I went to a lot of games this year, and from all the cries for and applauds of bunts, I would question whether a majority of baseball fans realize bunting usually decreases run-scoring or run expectancy. Please don’t mistake this for a “you got to get out and go to the games” comment. I’m just saying the idea of the bunt as selfless double play preventer is pretty hard to crack.

I tried, though. I remember during the playoffs somebody on the Tigers – Santiago, maybe – tried and failed to get a bunt down. “Why is he bunting?” I asked after both of his failed attempts. “Gotta move up those runners.” was multiple neigboring fans’ reply.

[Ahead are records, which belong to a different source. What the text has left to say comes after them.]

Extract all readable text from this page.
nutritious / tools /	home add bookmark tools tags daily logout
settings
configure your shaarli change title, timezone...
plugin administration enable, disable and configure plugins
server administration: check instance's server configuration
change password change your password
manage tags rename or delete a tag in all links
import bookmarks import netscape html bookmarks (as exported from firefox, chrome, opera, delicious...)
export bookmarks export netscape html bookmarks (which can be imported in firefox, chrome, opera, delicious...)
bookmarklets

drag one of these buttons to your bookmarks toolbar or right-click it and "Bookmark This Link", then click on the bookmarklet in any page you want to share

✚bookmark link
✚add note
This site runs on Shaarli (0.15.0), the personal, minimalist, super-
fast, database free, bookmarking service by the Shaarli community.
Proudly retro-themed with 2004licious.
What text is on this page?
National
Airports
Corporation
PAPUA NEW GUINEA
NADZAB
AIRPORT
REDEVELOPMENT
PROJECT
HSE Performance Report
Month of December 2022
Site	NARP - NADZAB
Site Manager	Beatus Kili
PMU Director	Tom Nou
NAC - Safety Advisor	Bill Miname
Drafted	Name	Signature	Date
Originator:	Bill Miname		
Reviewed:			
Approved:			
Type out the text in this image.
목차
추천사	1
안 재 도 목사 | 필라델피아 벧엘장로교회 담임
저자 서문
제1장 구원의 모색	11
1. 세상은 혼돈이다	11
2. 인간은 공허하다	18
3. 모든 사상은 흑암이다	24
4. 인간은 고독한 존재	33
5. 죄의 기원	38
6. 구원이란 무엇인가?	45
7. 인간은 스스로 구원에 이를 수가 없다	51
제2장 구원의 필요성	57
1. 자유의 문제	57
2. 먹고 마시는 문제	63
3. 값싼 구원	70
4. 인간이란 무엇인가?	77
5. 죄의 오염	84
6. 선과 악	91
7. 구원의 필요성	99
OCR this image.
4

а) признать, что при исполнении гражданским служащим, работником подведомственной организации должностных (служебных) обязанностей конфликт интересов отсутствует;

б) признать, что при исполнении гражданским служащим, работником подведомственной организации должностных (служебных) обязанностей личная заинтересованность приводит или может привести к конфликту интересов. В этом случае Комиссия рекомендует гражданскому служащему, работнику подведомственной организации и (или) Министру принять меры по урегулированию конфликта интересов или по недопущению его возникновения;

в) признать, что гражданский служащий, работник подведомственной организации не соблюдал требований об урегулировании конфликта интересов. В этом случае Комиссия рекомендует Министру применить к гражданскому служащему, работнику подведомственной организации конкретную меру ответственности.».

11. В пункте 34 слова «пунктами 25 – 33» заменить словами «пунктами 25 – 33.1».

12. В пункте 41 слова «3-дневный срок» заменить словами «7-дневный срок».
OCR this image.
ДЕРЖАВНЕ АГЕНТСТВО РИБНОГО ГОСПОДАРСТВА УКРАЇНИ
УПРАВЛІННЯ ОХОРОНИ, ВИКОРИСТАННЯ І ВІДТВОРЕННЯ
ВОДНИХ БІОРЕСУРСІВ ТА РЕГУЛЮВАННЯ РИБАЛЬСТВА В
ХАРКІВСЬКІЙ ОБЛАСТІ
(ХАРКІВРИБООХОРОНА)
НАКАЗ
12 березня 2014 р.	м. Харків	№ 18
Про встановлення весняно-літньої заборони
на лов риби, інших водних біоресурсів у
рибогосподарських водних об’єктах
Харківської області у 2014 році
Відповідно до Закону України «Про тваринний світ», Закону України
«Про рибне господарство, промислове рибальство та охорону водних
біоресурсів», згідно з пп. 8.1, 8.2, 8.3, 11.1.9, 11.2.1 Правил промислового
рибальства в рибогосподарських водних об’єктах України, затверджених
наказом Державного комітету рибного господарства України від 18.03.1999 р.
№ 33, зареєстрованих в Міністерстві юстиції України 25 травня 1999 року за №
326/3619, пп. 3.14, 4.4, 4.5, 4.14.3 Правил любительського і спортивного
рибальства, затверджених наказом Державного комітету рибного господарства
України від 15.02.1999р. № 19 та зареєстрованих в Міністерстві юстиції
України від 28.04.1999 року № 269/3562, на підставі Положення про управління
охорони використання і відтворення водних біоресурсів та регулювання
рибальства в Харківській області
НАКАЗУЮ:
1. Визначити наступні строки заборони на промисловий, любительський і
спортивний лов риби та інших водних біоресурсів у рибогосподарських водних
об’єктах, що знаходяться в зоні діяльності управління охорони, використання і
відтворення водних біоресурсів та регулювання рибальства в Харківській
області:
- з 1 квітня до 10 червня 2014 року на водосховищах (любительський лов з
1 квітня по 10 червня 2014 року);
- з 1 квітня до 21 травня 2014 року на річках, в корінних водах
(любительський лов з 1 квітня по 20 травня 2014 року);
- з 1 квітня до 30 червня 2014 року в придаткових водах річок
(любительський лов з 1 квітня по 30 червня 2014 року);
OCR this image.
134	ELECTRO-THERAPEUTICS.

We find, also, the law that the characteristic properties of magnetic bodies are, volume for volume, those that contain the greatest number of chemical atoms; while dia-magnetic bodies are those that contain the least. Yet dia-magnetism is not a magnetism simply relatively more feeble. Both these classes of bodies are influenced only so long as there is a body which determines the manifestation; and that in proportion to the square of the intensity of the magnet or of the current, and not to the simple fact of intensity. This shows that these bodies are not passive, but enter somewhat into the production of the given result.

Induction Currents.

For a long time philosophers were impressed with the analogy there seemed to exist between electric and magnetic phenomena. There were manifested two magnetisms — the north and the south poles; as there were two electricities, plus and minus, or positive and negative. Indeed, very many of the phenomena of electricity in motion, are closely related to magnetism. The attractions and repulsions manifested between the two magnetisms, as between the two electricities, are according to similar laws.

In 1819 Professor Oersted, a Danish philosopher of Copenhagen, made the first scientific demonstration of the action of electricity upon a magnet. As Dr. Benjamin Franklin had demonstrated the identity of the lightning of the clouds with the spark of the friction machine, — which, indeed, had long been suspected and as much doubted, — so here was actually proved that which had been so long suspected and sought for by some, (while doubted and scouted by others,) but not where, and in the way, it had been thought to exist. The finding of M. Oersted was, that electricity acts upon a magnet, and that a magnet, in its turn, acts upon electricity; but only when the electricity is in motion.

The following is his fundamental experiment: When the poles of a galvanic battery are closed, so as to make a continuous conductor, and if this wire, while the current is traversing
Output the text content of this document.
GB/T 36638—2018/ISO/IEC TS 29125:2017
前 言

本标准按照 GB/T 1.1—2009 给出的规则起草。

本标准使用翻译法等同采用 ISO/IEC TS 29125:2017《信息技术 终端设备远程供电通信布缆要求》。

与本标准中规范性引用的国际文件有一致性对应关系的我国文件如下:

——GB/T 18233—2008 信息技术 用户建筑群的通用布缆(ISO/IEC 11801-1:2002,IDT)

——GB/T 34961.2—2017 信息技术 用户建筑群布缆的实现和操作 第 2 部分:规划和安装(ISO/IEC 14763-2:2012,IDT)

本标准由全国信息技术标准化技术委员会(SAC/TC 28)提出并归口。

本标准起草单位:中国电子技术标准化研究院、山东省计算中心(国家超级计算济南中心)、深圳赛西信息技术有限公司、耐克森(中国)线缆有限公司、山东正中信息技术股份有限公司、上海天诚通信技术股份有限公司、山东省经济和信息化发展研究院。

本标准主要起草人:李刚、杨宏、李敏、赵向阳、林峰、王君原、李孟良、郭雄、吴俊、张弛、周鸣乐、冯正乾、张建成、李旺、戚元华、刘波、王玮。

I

Well, the same hitter then laced a single with two strikes and as we all applauded, I looked around and yelled, “That’s why you don’t bunt!” as I high-fived those same fans. I usually try not to be that annoying, but this was the playoffs, dammit.

ChrisR
11 years ago
Reply to  Matt in Toledo

Well, I say double plays and triple plays decrease run expectancy more than sac bunts, so count me as one who is totally against this revolution against bunting.

It seems to me that people are OK with making multiple outs on one pitch now. Doesn’t make sense to me.

williams .482member
11 years ago
Reply to  ChrisR

the bunter guarantees an out (if the bunt works). then, all the next batter has to do is get just himself out, and ta-da! Same effect.

It is not “people are okay with making multiple outs on one pitch.” What you are advocating is called “playing not to loose.” Yes, double plays are bad. But they are also unlikely, to the point that bunting someone over just to avoid the double play is far co costly to be worthwhile. A manager who bunts to avoid the double play is like someone buying insurance on a car, and paying far, far more than the car is worth for it. It seems “safe,” but it is a lousy return on investment.

Antonio Bananas
11 years ago
Reply to  ChrisR

Isn’t it entirely situational? If you have a runner on 1st who’s super slow and less than 2 outs and you have a 75% GB and a GB pitcher and the guy on deck is hot, doesn’t that make sense to bunt? I’m sure aggregately (is that a word?) it’s not a good idea to bunt, but I’m sure there are lots of examples where it would be. Even stuff like a slow footed 3B, sending the runner in motion. Or even doing it with 0 outs as opposed to 1should factor in.